Target Situation Analysis
The strand of Needs Analysis that profiles the language demands of the situation learners are preparing to enter — a job, an academic programme, a professional examination, a workplace role. TSA asks what learners will have to do with the language at the end of training and works backwards from that endpoint to derive course content.
Origin
The approach is associated with John Munby's Communicative Syllabus Design (Cambridge University Press, 1978), whose Communicative Needs Processor (CNP) profiles target language use through eight parameters: purposive domain, setting, interaction, instrumentality, dialect, target level, communicative event, and communicative key. Munby's framework treated the learner's purposes as the starting point for syllabus specification and became the best-known operational model for TSA in ESP. The label target situation analysis was popularised by Chambers (1980) in reaction to Munby.

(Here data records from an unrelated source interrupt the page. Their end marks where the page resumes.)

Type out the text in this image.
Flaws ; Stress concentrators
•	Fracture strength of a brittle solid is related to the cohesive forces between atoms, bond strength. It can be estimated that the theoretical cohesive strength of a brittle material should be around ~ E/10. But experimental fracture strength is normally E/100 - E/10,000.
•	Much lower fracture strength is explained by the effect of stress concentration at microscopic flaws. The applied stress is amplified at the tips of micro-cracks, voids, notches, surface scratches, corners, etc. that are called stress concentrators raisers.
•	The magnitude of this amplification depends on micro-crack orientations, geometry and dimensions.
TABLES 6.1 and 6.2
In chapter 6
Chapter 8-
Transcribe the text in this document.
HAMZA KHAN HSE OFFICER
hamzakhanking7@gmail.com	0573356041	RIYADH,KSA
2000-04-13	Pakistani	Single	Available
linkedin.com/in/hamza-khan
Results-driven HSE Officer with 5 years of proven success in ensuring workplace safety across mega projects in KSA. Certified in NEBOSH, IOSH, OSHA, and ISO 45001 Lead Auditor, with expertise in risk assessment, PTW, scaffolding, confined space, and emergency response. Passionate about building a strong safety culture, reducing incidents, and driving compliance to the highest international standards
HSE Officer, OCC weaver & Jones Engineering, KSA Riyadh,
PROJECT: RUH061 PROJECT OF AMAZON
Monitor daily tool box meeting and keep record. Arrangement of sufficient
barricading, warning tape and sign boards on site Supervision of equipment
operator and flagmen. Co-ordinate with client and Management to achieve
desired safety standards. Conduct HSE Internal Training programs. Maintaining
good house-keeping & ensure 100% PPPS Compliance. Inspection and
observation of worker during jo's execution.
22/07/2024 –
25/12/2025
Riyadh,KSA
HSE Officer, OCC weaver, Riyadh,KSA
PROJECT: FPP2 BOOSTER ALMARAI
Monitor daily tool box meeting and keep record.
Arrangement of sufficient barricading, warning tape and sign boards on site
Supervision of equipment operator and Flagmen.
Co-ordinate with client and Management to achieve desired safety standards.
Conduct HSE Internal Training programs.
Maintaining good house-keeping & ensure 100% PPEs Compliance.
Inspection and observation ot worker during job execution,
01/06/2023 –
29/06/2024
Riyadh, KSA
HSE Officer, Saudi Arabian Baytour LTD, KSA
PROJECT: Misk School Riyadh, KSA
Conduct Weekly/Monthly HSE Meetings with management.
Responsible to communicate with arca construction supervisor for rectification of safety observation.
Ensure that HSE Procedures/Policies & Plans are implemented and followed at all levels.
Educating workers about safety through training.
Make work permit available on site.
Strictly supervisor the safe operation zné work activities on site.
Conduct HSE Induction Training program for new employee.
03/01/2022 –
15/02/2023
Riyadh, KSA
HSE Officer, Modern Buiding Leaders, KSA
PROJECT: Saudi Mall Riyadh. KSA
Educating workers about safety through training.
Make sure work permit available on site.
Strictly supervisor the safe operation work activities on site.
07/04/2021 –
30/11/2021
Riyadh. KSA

Hutchinson and Waters extended the construct in English for Specific Purposes: A Learning-Centred Approach (Cambridge University Press, 1987), separating target needs — what the learner must do in the target situation, further split into necessities, lacks, and wants — from learning needs, the route by which the learner gets there. Dudley-Evans and St John, in Developments in English for Specific Purposes (Cambridge University Press, 1998), folded TSA into a wider eight-component framework alongside Present Situation Analysis, learning situation analysis, and Means Analysis.
Procedure
TSA gathers data on the texts, tasks, genres, and communicative events the learner will face. Typical instruments are domain-expert interviews, surveys of practitioners, analysis of authentic target texts and discourse samples, and observation of target settings. Necessities, lacks, and wants are triangulated across learners, sponsors, and subject specialists.
Application
Outputs feed directly into Course Design and Syllabus Design: the genre inventory shapes reading and writing tasks, target events anchor speaking and listening practice, and gap data between current and target performance shapes Learning Outcomes. In EAP, TSA underpins genre-based syllabuses; in business and occupational ESP, it grounds task selection in workplace discourse. The approach also supplies the endpoint specification that Backward Design requires.
Limitations
Munby's CNP was criticised for treating learners as objects of analysis rather than agents, ignoring constraints on delivery, and producing overly elaborate inventories that course designers struggled to convert into materials. Later models address these gaps by pairing TSA with Present Situation Analysis, Means Analysis, and learner-strategy data.
References
- Munby, J. (1978). Communicative Syllabus Design. Cambridge: Cambridge University Press.
- Hutchinson, T., & Waters, A. (1987). English for Specific Purposes: A Learning-Centred Approach. Cambridge: Cambridge University Press.
- Dudley-Evans, T., & St John, M. J. (1998). Developments in English for Specific Purposes: A Multi-Disciplinary Approach. Cambridge: Cambridge University Press.
- West, R. (1994). Needs analysis in language teaching. Language Teaching, 27(1), 1–19.